The Schwenn administration concluded in December 2014 with his retirement from the College, and Dr. Margaret Venable, provost at Gordon State College, began as Interim President in January 2015 and was appointed President in September of 2015. In the summer of 2015, the College broke ground on a new 350-bed student housing facility that opened in the fall of 2016. The newly renovated Pope Student Center reopened just in time for the fall semester in August of 2016. When Dalton State celebrated its 50th anniversary during the 2017-18 academic year, the constant themes of growth and widespread community support were just as strong as they were a half-century before. In the spring of 2018 the college broke ground on the renovation of and addition to Gignilliat Memorial Hall. The building was completed in the spring of 2019 and houses the Wright School of Business. In the spring of 2018, the College also celebrated the milestone of achieving the Hispanic Serving Institution (HSI) designation. Dalton State is the first school in Georgia to earn this designation. In the fall of 2020, the College reorganized from five to four schools by consolidating the School of Liberal Arts and the School of Science, Technology, and Mathematics into the School of Arts and Sciences. The Dalton State Men's Golf Team won the NAIA National Championship in 2021.

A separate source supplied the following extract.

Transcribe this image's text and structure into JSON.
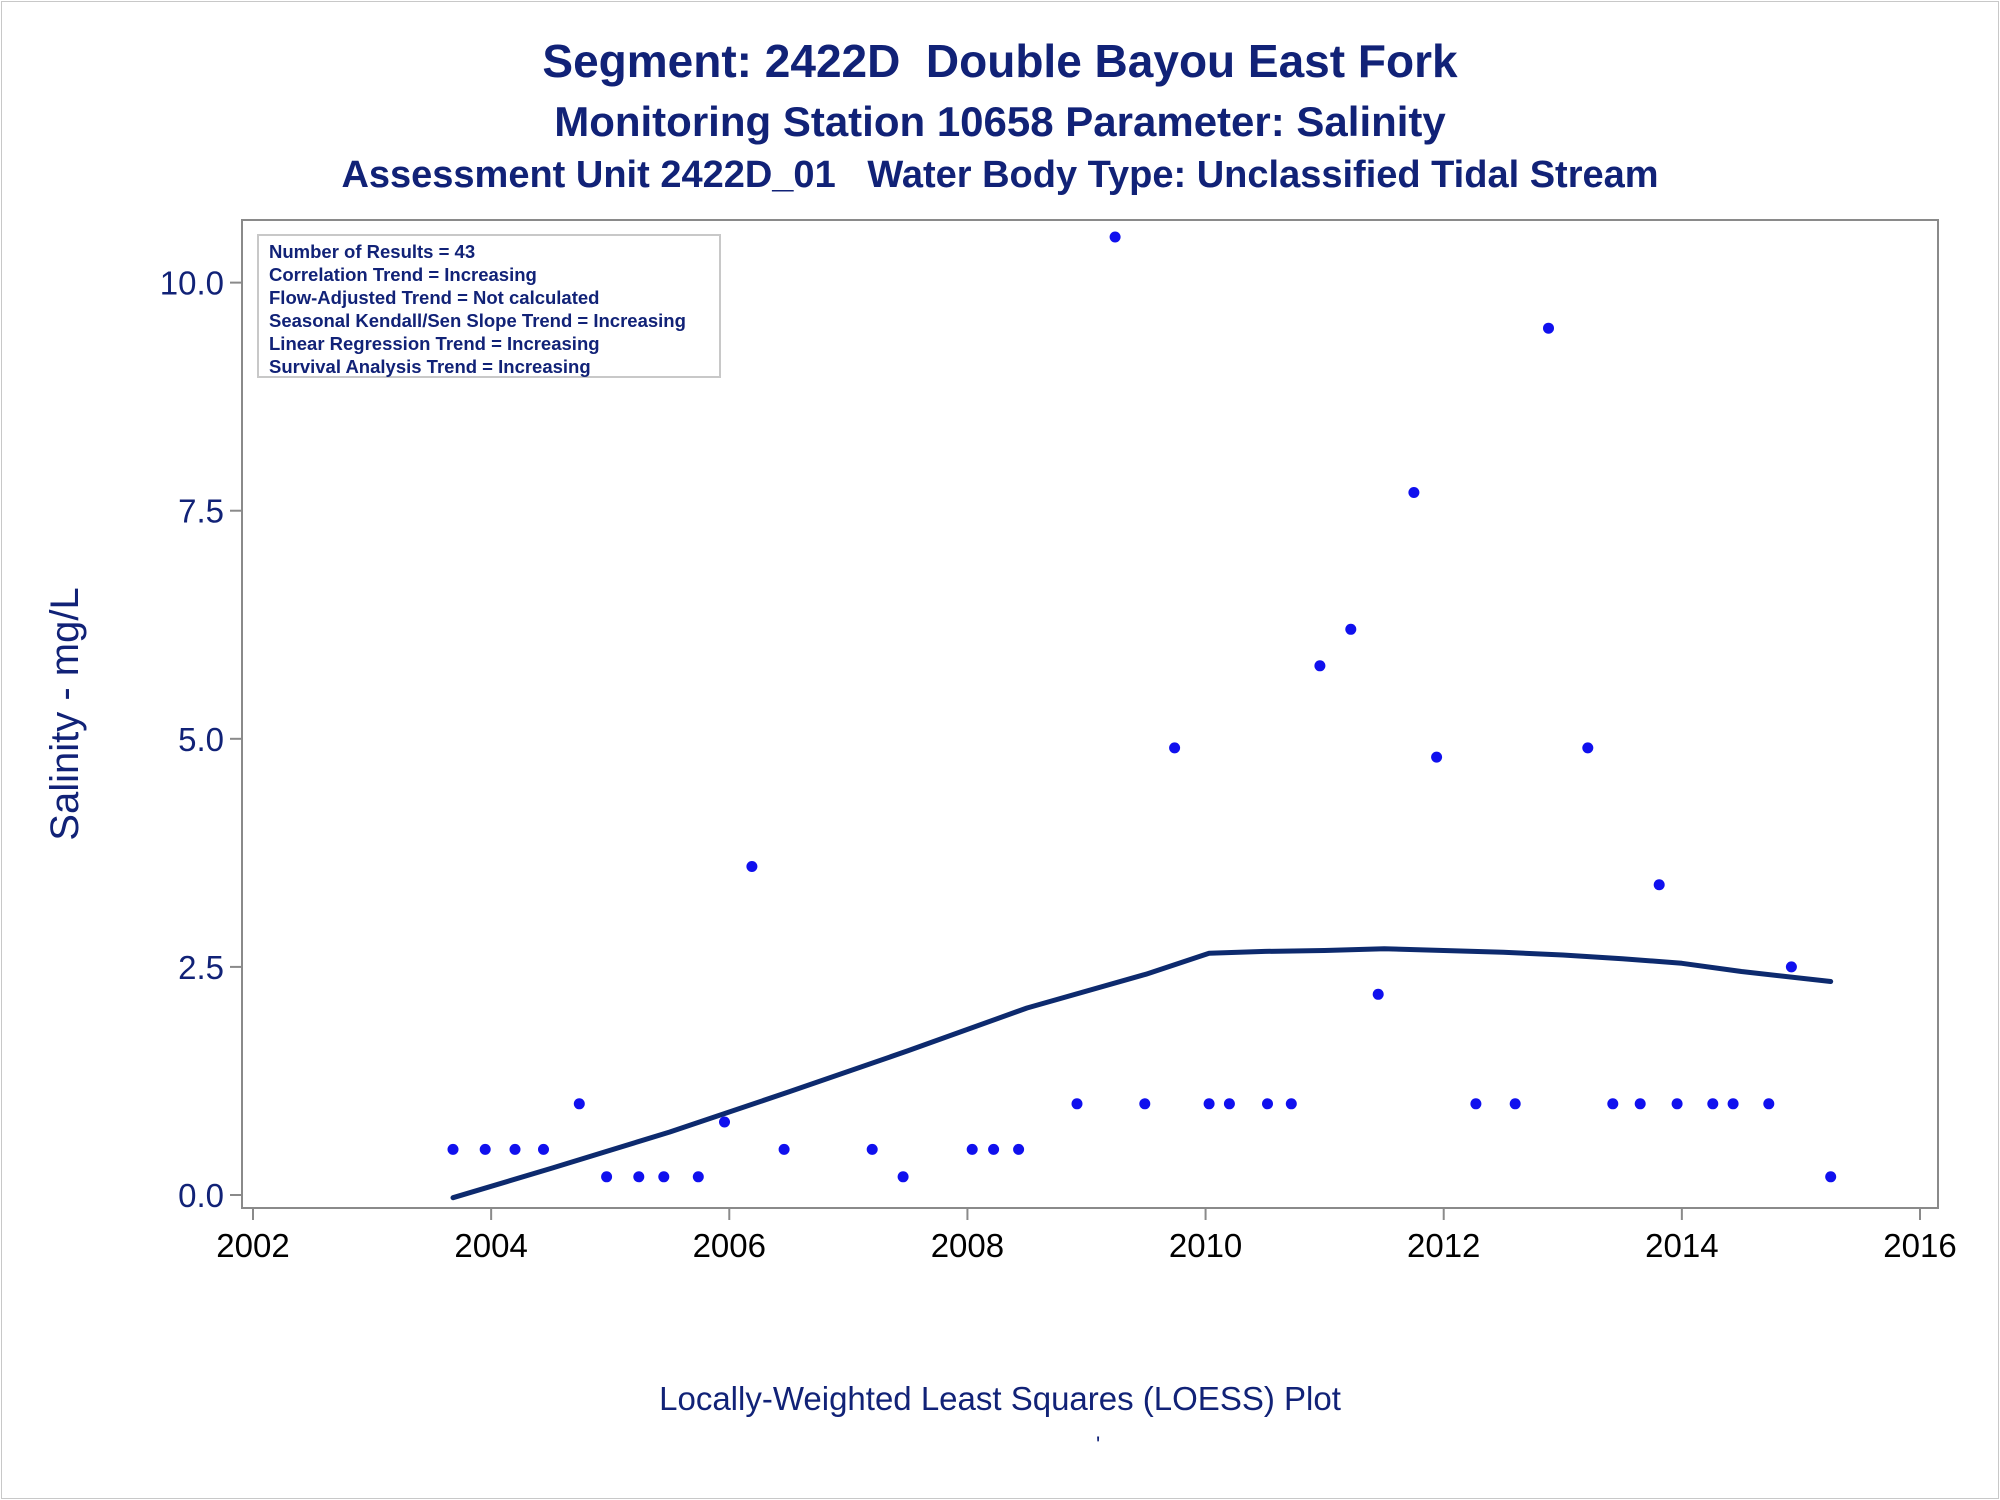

In June of 2023, Dr. Margaret Venable retired from the College, and Dr. John Fuchko, III was appointed as Interim President in July of 2023. Dr. Fuchko's permanent appointment was announced in October of 2023. In 2024, Dalton State was ranked number one in the nation for Student Experience in The Wall Street Journal/College Pulse Best Colleges in the U.S. rankings, based on student and alumni survey data relative to campus facilities, community and social life, and diversity on campus. For the second time in college history, the Dalton State Men's Golf Team won the NAIA National Championship in 2024.